49 Spartans (level 6) #YP2UJPVY is an international clan rebuilding under new leadership and is looking for good players across the globe.
Clan Requirements and Rules:
- All town hall levels are welcome, we accept all bases including .5s and engineered bases.
- Rushed(low offense but high defense) bases are not accepted.
- We encourage members to upgrade their offenses first before defenses or to go engineered if they would like.
- We war back to back and we expect everyone to follow war plan and use both attacks in war.
- To be included in war, we require you to show us a war style replay on your equal town hall base or do a fc to demonstrate your skills and we will help you improve.
- We accept members from all over the world however we expect you to speak English to communicate.
- Age doesn't matter but we expect you to be mature.
- Promotions are earned
What do we offer?
- Fun and friendly environment
- Max troops
- Help improve your war attacks
- Lvl 6 Clan perks
For out of game communication we use Band app which is optional but recommended
Please mention "Invited by Velocity" in your join request, if you meet the criteria mentioned above, you will be accepted. Come join us today (#YP2UJPVY).
Last edited by AngularVelocity; February 19th, 2017 at 08:11 PM.
Bump!
Joke of the day -
Why did I get divorced? Well, last week was my birthday. My wife didn't wish me a happy birthday. My parents forgot and so did my kids. I went to work and even my colleagues didn't wish me a happy birthday. As I entered my office, my secretary said, "Happy birthday, boss!" I felt so special. She asked me out for lunch. After lunch, she invited me to her apartment. We went there and she said, "Do you mind if I go into the bedroom for a minute?" "Okay," I said. She came out 5 minutes later with a birthday cake, my wife, my parents, my kids, my friends, & my colleagues all yelling, "SURPRISE!!!" while I was waiting on the sofa... naked.
A wife complains to her husband: “Just look at that couple down the road, how lovely they are. He keeps holding her hand, kissing her, holding the door for her, why can’t you do the same?”
The husband: “Are you mad? I barely know the woman!”
Two guys are out hunting in the woods when one of them collapses. He doesn’t appear to be breathing, his eyes are glazed over. The other man pulls out his phone with trembling fingers and calls 911. He gasps, "My friend is dead! What can I do?"

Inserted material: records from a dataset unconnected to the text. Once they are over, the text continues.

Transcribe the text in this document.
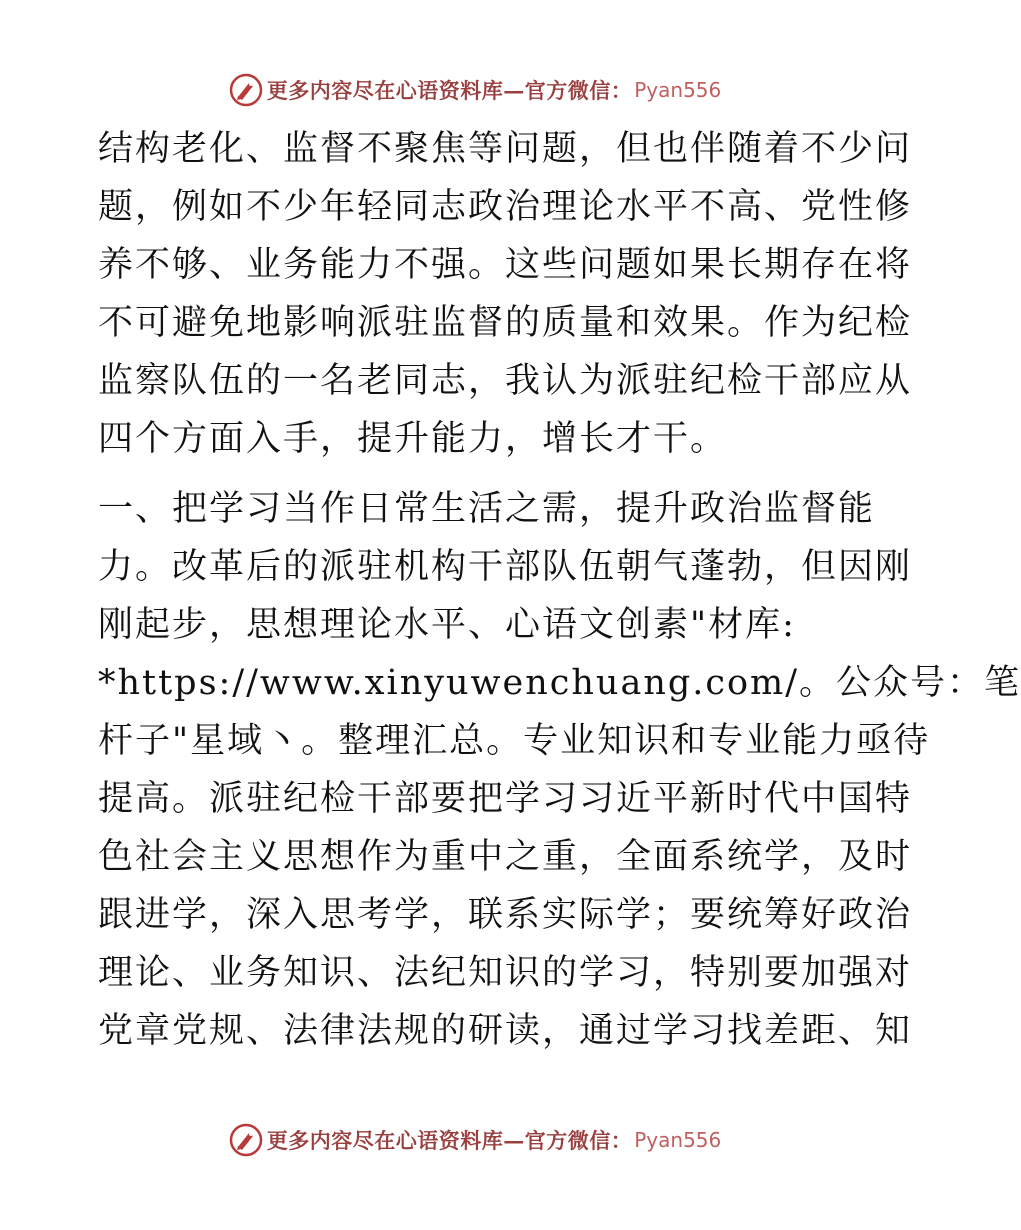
更多内容尽在心语资料库—官方微信： Pyan556
结构老化、监督不聚焦等问题，但也伴随着不少问
题，例如不少年轻同志政治理论水平不高、党性修
养不够、业务能力不强。这些问题如果长期存在将
不可避免地影响派驻监督的质量和效果。作为纪检
监察队伍的一名老同志，我认为派驻纪检干部应从
四个方面入手，提升能力，增长才干。
一、把学习当作日常生活之需，提升政治监督能
力。改革后的派驻机构干部队伍朝气蓬勃，但因刚
刚起步，思想理论水平、心语文创素"材库:
*https://www.xinyuwenchuang.com/。公众号：笔
杆子"星域丶。整理汇总。专业知识和专业能力亟待
提高。派驻纪检干部要把学习习近平新时代中国特
色社会主义思想作为重中之重，全面系统学，及时
跟进学，深入思考学，联系实际学；要统筹好政治
理论、业务知识、法纪知识的学习，特别要加强对
党章党规、法律法规的研读，通过学习找差距、知
更多内容尽在心语资料库—官方微信： Pyan556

The operator says "Please stay calm. I will help you. First of all, let's make sure he's dead."
There’s a silence, then a gun shot. The guy gets back on the phone and says "OK, now what?"
Joke of the day -
Doctor: "Your health seems to be in such a condition that I believe you can reach 80 years. "
-
"But doctor, I am already 80!"
-
"You see - I told you to quit smoking."
Bump -
Joke of the day -
I was in a restaurant once and I suddenly realized I desperately needed to pass gas. The music was really, really loud, so I timed my reliefs to the beat of the music. After just a few songs I started to feel better. I finished my coffee, and noticed that everybody was staring at me... That was when I remembered I was listening to my iPod.